Scorsese, Belfort ile öyle bir
karakter yaratmış ki ondan ne nefret edebiliyorsunuz ne de onu sevebiliyorsunuz
fakat ona bolca kızıyorsunuz, genelde de ondan tiksiniyorsunuz. Belfort’un
hırsından tiksiniyorsunuz, seks düşkünlüğünden tiksiniyorsunuz, insanları
kullanmasından tiksiniyorsunuz, onları kandırmasından zaten tiksinmişsiniz. Ama
öyle bir an geliyor ki ona acıyorsunuz. Zekasını seviyorsunuz, olaylardan
sıyrılabilen kıvrak zekaya belki de aşık oluyorsunuz. Scorsese, aslında Belfort
hakkında ne düşünmemiz gerektiğini çok net sunmuş. Net bir karakter var
karşımızda. Ne bir eksiği ne de bir fazlası.

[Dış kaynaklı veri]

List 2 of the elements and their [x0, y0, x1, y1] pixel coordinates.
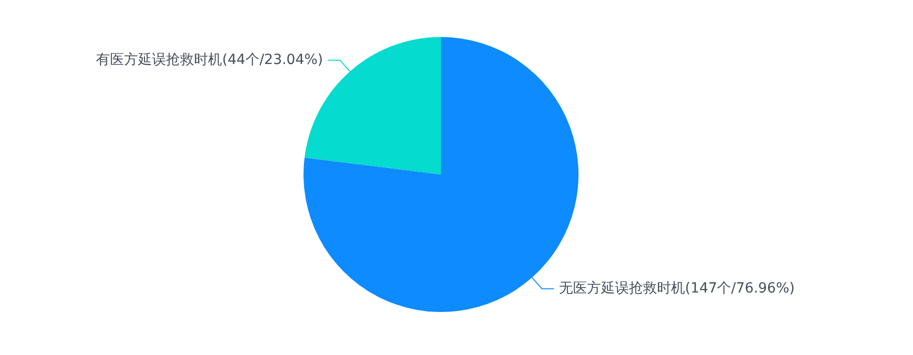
slice-label: 无医方延误抢救时机(147个/76.96%)	[558, 280, 795, 296]
slice-label: 有医方延误抢救时机(44个/23.04%)	[96, 52, 324, 68]
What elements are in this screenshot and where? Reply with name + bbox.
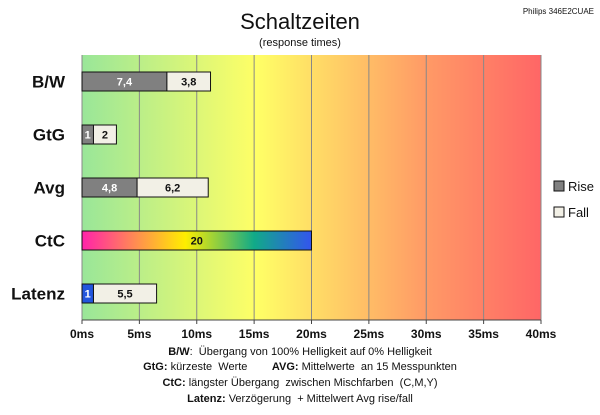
note-ctc: CtC: längster Übergang zwischen Mischfar…	[0, 377, 600, 389]
legend-fall-label: Fall	[568, 205, 589, 220]
note-text: längster Übergang zwischen Mischfarben (…	[185, 377, 438, 389]
bar-fall-label: 2	[102, 130, 108, 142]
note-term: Latenz:	[187, 393, 226, 405]
chart-subtitle: (response times)	[259, 37, 341, 49]
note-text: Mittelwerte an 15 Messpunkten	[298, 361, 457, 373]
note-term: AVG:	[271, 361, 299, 373]
x-tick-label: 20ms	[296, 327, 327, 341]
bar-rise	[81, 230, 312, 251]
bar-rise-label: 4,8	[102, 183, 117, 195]
note-text: Verzögerung + Mittelwert Avg rise/fall	[225, 393, 413, 405]
x-axis-ticks: 0ms 5ms 10ms 15ms 20ms 25ms 30ms 35ms 40ms	[70, 319, 557, 341]
x-tick-label: 15ms	[239, 327, 270, 341]
chart-title: Schaltzeiten	[240, 9, 360, 34]
note-term: GtG:	[143, 361, 168, 373]
category-label: GtG	[33, 126, 65, 145]
note-text: kürzeste Werte	[167, 361, 272, 373]
legend-rise-swatch	[553, 180, 565, 192]
category-label: Latenz	[11, 285, 65, 304]
legend-fall-swatch	[553, 206, 565, 218]
monitor-model: Philips 346E2CUAE	[523, 7, 594, 16]
bar-fall-label: 6,2	[165, 183, 180, 195]
bar-fall-label: 5,5	[117, 289, 132, 301]
category-label: B/W	[32, 73, 66, 92]
legend: Rise Fall	[553, 179, 594, 220]
category-label: CtC	[35, 232, 65, 251]
bar-fall-label: 3,8	[181, 77, 196, 89]
bar-rise-label: 1	[85, 289, 91, 301]
note-term: B/W	[168, 346, 190, 358]
x-tick-label: 10ms	[181, 327, 212, 341]
category-label: Avg	[34, 179, 66, 198]
x-tick-label: 30ms	[411, 327, 442, 341]
bar-rise-label: 7,4	[117, 77, 133, 89]
bar-rise-label: 20	[191, 236, 203, 248]
note-latenz: Latenz: Verzögerung + Mittelwert Avg ris…	[0, 393, 600, 405]
bar-fall	[92, 283, 158, 304]
x-tick-label: 25ms	[354, 327, 385, 341]
x-tick-label: 40ms	[526, 327, 557, 341]
response-time-chart: Schaltzeiten (response times) Philips 34…	[11, 7, 594, 341]
x-tick-label: 35ms	[468, 327, 499, 341]
x-tick-label: 0ms	[70, 327, 94, 341]
note-term: CtC:	[162, 377, 186, 389]
bar-fall	[136, 177, 209, 198]
note-text: : Übergang von 100% Helligkeit auf 0% He…	[189, 346, 432, 358]
note-bw: B/W: Übergang von 100% Helligkeit auf 0%…	[0, 346, 600, 358]
note-gtg-avg: GtG: kürzeste Werte AVG: Mittelwerte an …	[0, 361, 600, 373]
legend-rise-label: Rise	[568, 179, 594, 194]
x-tick-label: 5ms	[127, 327, 151, 341]
category-labels: B/W GtG Avg CtC Latenz	[11, 73, 66, 304]
bar-fall	[92, 124, 117, 145]
bar-rise-label: 1	[85, 130, 91, 142]
bar-fall	[166, 71, 212, 92]
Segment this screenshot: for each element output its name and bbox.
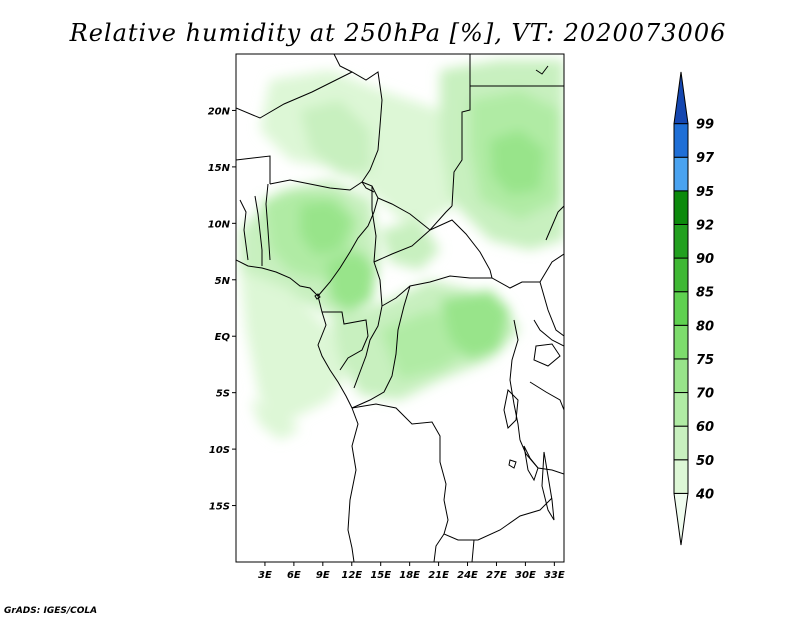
colorbar-segment <box>673 257 689 293</box>
colorbar-segment <box>673 156 689 192</box>
humidity-contour <box>326 250 376 312</box>
humidity-contour <box>380 220 440 270</box>
country-borders <box>236 54 564 562</box>
lat-tick-label: 10S <box>209 445 230 456</box>
humidity-contour <box>250 400 300 440</box>
figure-title: Relative humidity at 250hPa [%], VT: 202… <box>69 19 727 47</box>
colorbar-segment <box>673 459 689 494</box>
humidity-contour <box>440 290 510 360</box>
longitude-axis: 3E 6E 9E 12E 15E 18E 21E 24E 27E 30E 33E <box>258 562 565 581</box>
lon-tick-label: 33E <box>544 570 565 581</box>
lon-tick-label: 30E <box>515 570 536 581</box>
lon-tick-label: 9E <box>316 570 330 581</box>
humidity-contour <box>300 100 372 175</box>
colorbar-label: 50 <box>696 454 714 469</box>
lat-tick-label: 5N <box>215 276 231 287</box>
colorbar-label: 40 <box>695 487 714 502</box>
colorbar-segment <box>673 324 689 360</box>
lon-tick-label: 15E <box>370 570 391 581</box>
lat-tick-label: 10N <box>208 219 231 230</box>
colorbar-label: 80 <box>696 319 714 334</box>
colorbar-label: 99 <box>696 118 714 133</box>
lon-tick-label: 12E <box>341 570 362 581</box>
colorbar-segment <box>673 71 689 125</box>
lat-tick-label: 20N <box>208 106 231 117</box>
lon-tick-label: 21E <box>428 570 449 581</box>
humidity-shading <box>240 60 564 440</box>
lon-tick-label: 18E <box>399 570 420 581</box>
colorbar-segment <box>673 425 689 461</box>
lat-tick-label: 15N <box>208 163 231 174</box>
colorbar-label: 90 <box>696 252 714 267</box>
lon-tick-label: 27E <box>486 570 507 581</box>
colorbar: 40 50 60 70 75 80 85 90 92 95 97 99 <box>673 71 715 546</box>
colorbar-label: 70 <box>696 387 714 402</box>
lat-tick-label: 15S <box>209 502 230 513</box>
lon-tick-label: 24E <box>457 570 478 581</box>
lat-tick-label: EQ <box>215 332 231 343</box>
lon-tick-label: 3E <box>258 570 272 581</box>
colorbar-segment <box>673 492 689 546</box>
lat-tick-label: 5S <box>216 389 230 400</box>
latitude-axis: 20N 15N 10N 5N EQ 5S 10S 15S <box>208 106 236 513</box>
colorbar-segment <box>673 358 689 394</box>
colorbar-label: 60 <box>696 420 714 435</box>
humidity-contours <box>240 60 564 440</box>
colorbar-label: 75 <box>696 353 714 368</box>
lon-tick-label: 6E <box>287 570 301 581</box>
colorbar-segment <box>673 291 689 326</box>
colorbar-segment <box>673 223 689 259</box>
map-panel: 20N 15N 10N 5N EQ 5S 10S 15S 3E 6E 9E 12E 15E 18E 21E… <box>208 53 565 581</box>
humidity-contour <box>240 270 350 420</box>
grads-credit: GrADS: IGES/COLA <box>4 606 97 616</box>
colorbar-segment <box>673 123 689 158</box>
colorbar-segment <box>673 392 689 427</box>
colorbar-label: 97 <box>696 151 715 166</box>
colorbar-segment <box>673 190 689 225</box>
colorbar-label: 92 <box>696 218 714 233</box>
colorbar-label: 95 <box>696 185 714 200</box>
humidity-contour <box>300 200 352 255</box>
humidity-contour <box>490 130 545 195</box>
colorbar-label: 85 <box>696 286 714 301</box>
map-frame <box>235 53 565 563</box>
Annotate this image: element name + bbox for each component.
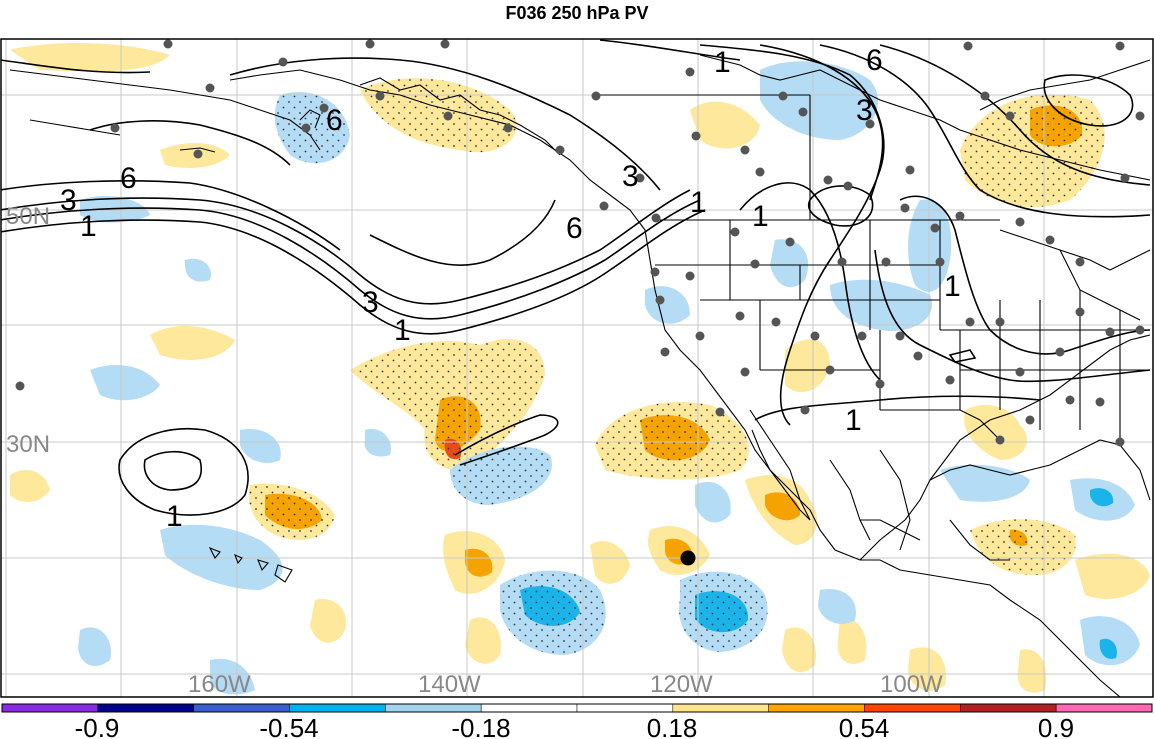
pv-contours: [1, 39, 1151, 516]
contour-label: 6: [866, 44, 883, 77]
lat-lon-grid: [1, 39, 1153, 697]
lat-label-50n: 50N: [6, 203, 50, 230]
contour-label: 1: [690, 186, 707, 219]
colorbar-segment: [1055, 703, 1153, 713]
colorbar-labels: -0.9 -0.54 -0.18 0.18 0.54 0.9: [75, 713, 1074, 739]
contour-labels: 6 3 1 6 3 1 6 3 1 6 3 1 1 1 1 1: [60, 44, 961, 533]
colorbar-segment: [480, 703, 578, 713]
lon-label-140w: 140W: [418, 671, 481, 698]
contour-label: 6: [566, 212, 583, 245]
contour-label: 6: [120, 162, 137, 195]
lat-label-30n: 30N: [6, 431, 50, 458]
contour-label: 3: [60, 184, 77, 217]
contour-label: 1: [714, 46, 731, 79]
contour-label: 1: [845, 404, 862, 437]
colorbar-segment: [576, 703, 674, 713]
colorbar-label: -0.9: [75, 713, 120, 739]
colorbar-segment: [960, 703, 1057, 713]
colorbar-segment: [864, 703, 961, 713]
colorbar-label: -0.18: [451, 713, 510, 739]
colorbar-label: 0.9: [1038, 713, 1074, 739]
lon-label-100w: 100W: [880, 671, 943, 698]
lon-label-120w: 120W: [650, 671, 713, 698]
contour-label: 1: [80, 210, 97, 243]
colorbar-segment: [97, 703, 194, 713]
contour-label: 3: [362, 286, 379, 319]
colorbar: [1, 703, 1153, 713]
coastlines-borders: [9, 54, 1151, 697]
colorbar-frame: [1, 703, 1153, 713]
contour-label: 6: [326, 104, 343, 137]
colorbar-segment: [1, 703, 99, 713]
point-marker: [680, 550, 696, 566]
colorbar-segment: [768, 703, 865, 713]
colorbar-segment: [193, 703, 290, 713]
colorbar-segment: [385, 703, 482, 713]
colorbar-label: 0.54: [839, 713, 890, 739]
pv-anomaly-fill: [10, 43, 1150, 695]
contour-label: 1: [944, 270, 961, 303]
contour-label: 3: [856, 94, 873, 127]
contour-label: 1: [394, 314, 411, 347]
colorbar-label: 0.18: [647, 713, 698, 739]
colorbar-label: -0.54: [259, 713, 318, 739]
lon-label-160w: 160W: [188, 671, 251, 698]
contour-label: 1: [166, 500, 183, 533]
map-title: F036 250 hPa PV: [505, 3, 649, 23]
colorbar-segment: [289, 703, 386, 713]
map-frame: [0, 38, 1154, 698]
colorbar-segment: [672, 703, 769, 713]
contour-label: 1: [752, 200, 769, 233]
station-dots: [15, 39, 1145, 447]
contour-label: 3: [622, 160, 639, 193]
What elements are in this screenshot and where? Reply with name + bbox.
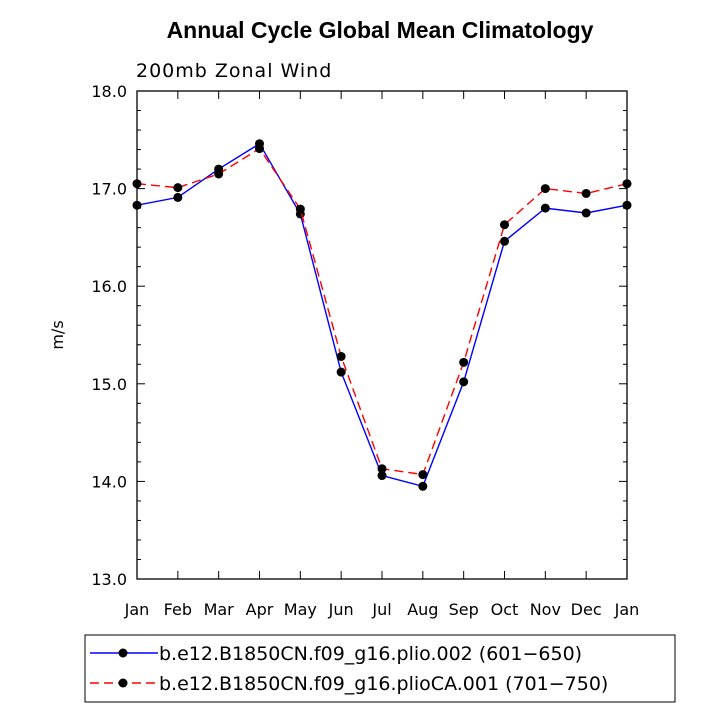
x-axis: Jan Feb Mar Apr May Jun Jul Aug Sep Oct Nov Dec Jan	[124, 91, 640, 619]
x-tick-label: Jan	[614, 600, 640, 619]
series-1-point	[459, 377, 469, 387]
series-layer	[132, 139, 632, 491]
series-line-2	[136, 147, 628, 476]
series-2-point	[255, 144, 264, 154]
x-tick-label: Sep	[449, 600, 479, 619]
series-1-point	[173, 192, 183, 202]
x-tick-label: May	[284, 600, 317, 619]
y-tick-label: 13.0	[91, 570, 127, 589]
x-tick-label: Aug	[407, 600, 438, 619]
series-2-point	[173, 183, 183, 193]
series-2-point	[459, 357, 469, 367]
x-tick-label: Oct	[491, 600, 519, 619]
series-1-point	[500, 236, 509, 246]
series-2-point	[581, 188, 591, 198]
series-2-point	[132, 179, 142, 189]
x-tick-label: Dec	[571, 600, 602, 619]
x-tick-label: Feb	[164, 600, 192, 619]
series-2-point	[336, 351, 346, 361]
plot-frame	[136, 90, 628, 580]
x-tick-label: Nov	[530, 600, 561, 619]
x-tick-label: Jun	[328, 600, 354, 619]
legend-label-2: b.e12.B1850CN.f09_g16.plioCA.001 (701−75…	[159, 673, 608, 695]
series-1-point	[336, 367, 346, 377]
series-1-point	[132, 200, 142, 210]
series-2-point	[622, 179, 632, 189]
series-1-point	[622, 200, 632, 210]
x-tick-label: Apr	[246, 600, 274, 619]
y-axis: 13.0 14.0 15.0 16.0 17.0 18.0	[91, 82, 627, 589]
series-line-1	[136, 142, 628, 488]
series-2-point	[377, 464, 387, 474]
y-tick-label: 15.0	[91, 375, 127, 394]
y-axis-label: m/s	[48, 320, 67, 349]
series-1-point	[418, 481, 428, 491]
legend: b.e12.B1850CN.f09_g16.plio.002 (601−650)…	[84, 634, 676, 703]
chart-subtitle: 200mb Zonal Wind	[136, 60, 332, 82]
series-2-point	[500, 220, 509, 230]
x-tick-label: Jan	[124, 600, 150, 619]
x-tick-label: Mar	[204, 600, 235, 619]
series-2-point	[295, 204, 305, 214]
x-tick-label: Jul	[371, 600, 391, 619]
y-tick-label: 16.0	[91, 277, 127, 296]
series-1-point	[581, 208, 591, 218]
series-2-point	[540, 184, 550, 194]
y-tick-label: 18.0	[91, 82, 127, 101]
series-2-point	[214, 169, 224, 179]
series-2-point	[418, 470, 428, 480]
legend-label-1: b.e12.B1850CN.f09_g16.plio.002 (601−650)	[159, 643, 582, 665]
legend-marker-2	[118, 678, 128, 688]
legend-marker-1	[118, 648, 128, 658]
legend-box	[84, 634, 676, 703]
chart-title: Annual Cycle Global Mean Climatology	[167, 17, 594, 43]
y-tick-label: 14.0	[91, 472, 127, 491]
series-1-point	[540, 203, 550, 213]
y-tick-label: 17.0	[91, 180, 127, 199]
series-1-point	[377, 471, 387, 481]
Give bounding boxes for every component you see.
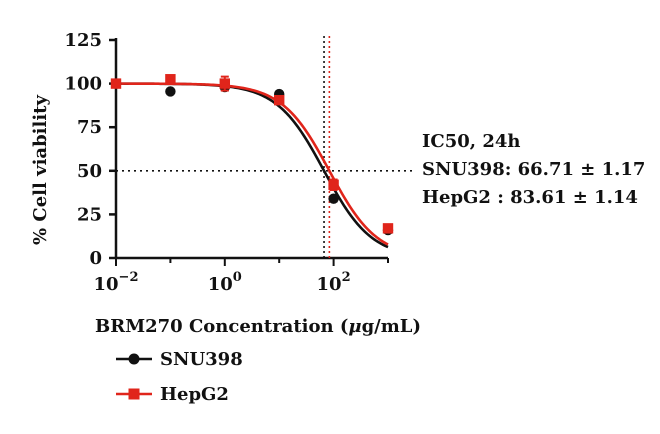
x-axis-title-mu: μ [348,316,361,337]
data-point-snu398 [328,193,339,204]
fit-curve-hepg2 [116,82,389,246]
data-point-hepg2 [274,94,285,106]
x-tick-label: 102 [317,270,351,295]
ic50-annotation-hepg2: HepG2 : 83.61 ± 1.14 [422,187,638,208]
legend-label-snu398: SNU398 [160,349,243,370]
x-tick-label: 10−2 [93,270,138,295]
plot-area [110,36,416,258]
data-point-hepg2 [165,74,176,85]
legend-label-hepg2: HepG2 [160,384,229,405]
legend-marker-snu398 [128,353,140,365]
y-tick-label: 75 [77,117,102,138]
data-point-hepg2 [382,223,394,234]
ic50-annotation-title: IC50, 24h [422,131,520,152]
y-axis-title: % Cell viability [30,95,51,245]
x-axis-title-main: BRM270 Concentration ( [95,316,348,337]
y-tick-label: 125 [64,30,102,51]
y-tick-label: 100 [64,74,102,95]
x-axis-title: BRM270 Concentration (μg/mL) [95,316,421,337]
y-tick-label: 50 [77,161,102,182]
fit-curve-snu398 [116,82,389,249]
ic50-annotation-snu398: SNU398: 66.71 ± 1.17 [422,159,645,180]
axes: 0 25 50 75 100 125 10−2 100 102 [64,30,389,295]
legend: SNU398 HepG2 [116,349,243,405]
data-point-hepg2 [328,179,339,190]
y-tick-label: 0 [89,248,102,269]
x-tick-label: 100 [208,270,242,295]
y-tick-label: 25 [77,204,102,225]
data-point-snu398 [165,86,176,97]
data-point-hepg2 [219,78,230,89]
x-axis-title-unit: g/mL) [362,316,421,337]
data-point-hepg2 [110,78,122,89]
legend-marker-hepg2 [128,388,140,400]
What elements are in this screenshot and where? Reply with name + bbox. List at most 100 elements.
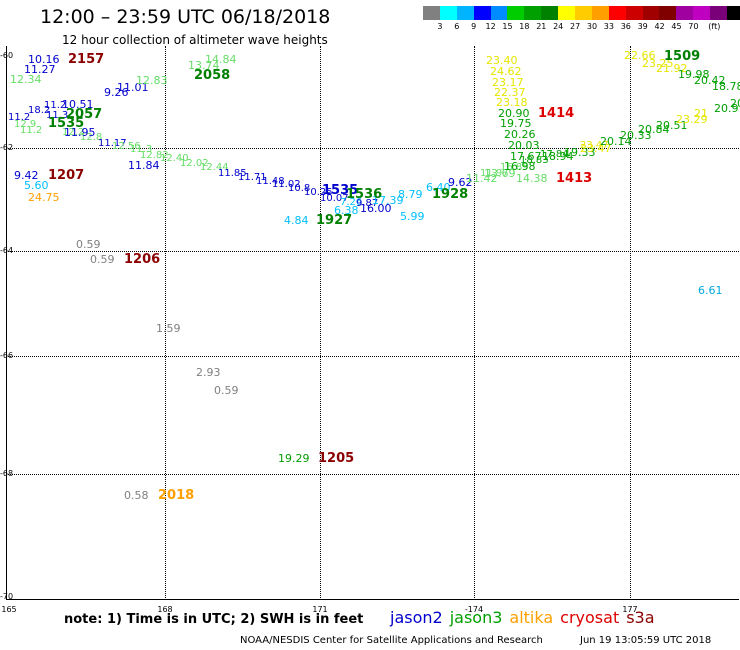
satellite-legend-entry: altika <box>509 608 554 627</box>
track-mark: 10.8 <box>288 183 310 194</box>
parallel-68s <box>6 474 739 475</box>
wave-height-value: 23.40 <box>486 54 518 67</box>
track-mark: 11.2 <box>20 125 42 136</box>
wave-height-value: 23.17 <box>492 76 524 89</box>
wave-height-colorbar <box>423 6 740 20</box>
colorbar-swatch <box>642 6 660 20</box>
wave-height-value: 19.33 <box>564 146 596 159</box>
satellite-legend-entry: cryosat <box>560 608 620 627</box>
colorbar-swatch <box>575 6 592 20</box>
wave-height-value: 12.83 <box>136 74 168 87</box>
pass-time-label: 1205 <box>318 451 355 466</box>
colorbar-swatch <box>659 6 677 20</box>
colorbar-label: 70 <box>688 22 699 31</box>
colorbar-swatch <box>456 6 474 20</box>
generation-timestamp: Jun 19 13:05:59 UTC 2018 <box>580 635 712 646</box>
pass-time-label: 1206 <box>124 252 161 267</box>
satellite-legend-entry: jason3 <box>449 608 503 627</box>
colorbar-label: 42 <box>654 22 665 31</box>
wave-height-value: 9.62 <box>448 176 473 189</box>
track-mark: 10.25 <box>304 187 333 198</box>
wave-height-value: 21.92 <box>656 62 688 75</box>
colorbar-swatch <box>473 6 491 20</box>
wave-height-value: 23.25 <box>642 57 674 70</box>
wave-height-value: 6.40 <box>426 181 451 194</box>
pass-time-label: 1536 <box>346 187 383 202</box>
colorbar-swatch <box>693 6 711 20</box>
wave-height-value: 6.61 <box>698 284 723 297</box>
wave-height-value: 16.00 <box>360 202 392 215</box>
wave-height-value: 9.42 <box>14 169 39 182</box>
wave-height-value: 23.18 <box>496 96 528 109</box>
track-mark: 18.83 <box>520 155 549 166</box>
wave-height-value: 24.62 <box>490 65 522 78</box>
track-mark: 11.71 <box>238 172 267 183</box>
track-mark: 11.3 <box>130 144 152 155</box>
wave-height-value: 14.38 <box>516 172 548 185</box>
wave-height-value: 8.79 <box>398 188 423 201</box>
map-plot-area <box>6 46 739 600</box>
track-mark: 11.48 <box>256 176 285 187</box>
track-mark: 18.2 <box>28 105 50 116</box>
colorbar-label: 24 <box>553 22 564 31</box>
wave-height-value: 1.59 <box>156 322 181 335</box>
wave-height-value: 17.39 <box>372 194 404 207</box>
wave-height-value: 19.98 <box>678 68 710 81</box>
colorbar-label: 45 <box>671 22 682 31</box>
colorbar-swatch <box>676 6 694 20</box>
wave-height-value: 10.16 <box>28 53 60 66</box>
meridian-174w <box>474 46 475 600</box>
wave-height-value: 20.90 <box>498 107 530 120</box>
wave-height-value: 20.51 <box>656 119 688 132</box>
lon-label: 177 <box>622 605 638 614</box>
lon-label: 165 <box>1 605 17 614</box>
wave-height-value: 21 <box>694 107 708 120</box>
wave-height-value: 13.69 <box>484 167 516 180</box>
lat-label: -60 <box>0 51 14 60</box>
lat-label: -62 <box>0 143 14 152</box>
lon-label: 171 <box>312 605 328 614</box>
track-mark: 12.56 <box>112 141 141 152</box>
colorbar-swatch <box>490 6 508 20</box>
wave-height-value: 10.51 <box>62 98 94 111</box>
track-mark: 11.97 <box>480 168 509 179</box>
colorbar-swatch <box>507 6 525 20</box>
wave-height-value: 19.75 <box>500 117 532 130</box>
wave-height-value: 11.27 <box>24 63 56 76</box>
colorbar-label: 6 <box>454 22 460 31</box>
colorbar-swatch <box>591 6 609 20</box>
wave-height-value: 11.95 <box>64 126 96 139</box>
credit-line: NOAA/NESDIS Center for Satellite Applica… <box>240 635 543 646</box>
parallel-64s <box>6 251 739 252</box>
satellite-legend-entry: s3a <box>626 608 655 627</box>
wave-height-value: 11.42 <box>466 172 498 185</box>
wave-height-value: 0.58 <box>124 489 149 502</box>
wave-height-value: 14.84 <box>205 53 237 66</box>
wave-height-value: 20.42 <box>694 74 726 87</box>
track-mark: 23.47 <box>580 140 609 151</box>
colorbar-swatch <box>727 6 740 20</box>
wave-height-value: 20.84 <box>638 123 670 136</box>
colorbar-label: 15 <box>502 22 513 31</box>
track-mark: 11.17 <box>98 138 127 149</box>
track-mark: 11.3 <box>46 110 68 121</box>
pass-time-label: 1535 <box>322 183 359 198</box>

“Kezban” sözlerinden görülmesine
rağmen bu filmde de görüyoruz ki erkekler parayı bulunca önce arabayı sonra hayatındaki
kadını değiştirirmiş. Belfort’ta şaşılmayacak şekilde bunu uygular. Sefillik
dönemini atlatmanın ardından başka bir aşka yelken açar fakat her gece başka
kadınlarla gözlerini kapayarak.
Scorsese, filmde tamamen tüketim
ve kapitalizm üzerine örülü bir hayatı sunarken Wall Street dünyasının ne kadar
sahtekarlıklarla dolu olduğunu çekinmeden anlatmayı tercih eder. İnsanların
nasıl kandırıldıklarını, onların paralarıyla kimlerin zenginliklerine zenginlik
kattığını, sahte mutlulukları, İsviçre Bankaları büyüsünü… kısacası her şeyi
anlatmıştır. Filmde sürekli bir tüketim kültürü çılgınlığının empoze edilişi
söz konusudur. Daha çok kazanalım, daha çok harcayalım daha daha daha…
Doyumsuzluk ve doyum arasındaki ince çizgilerle adımlar atılmış.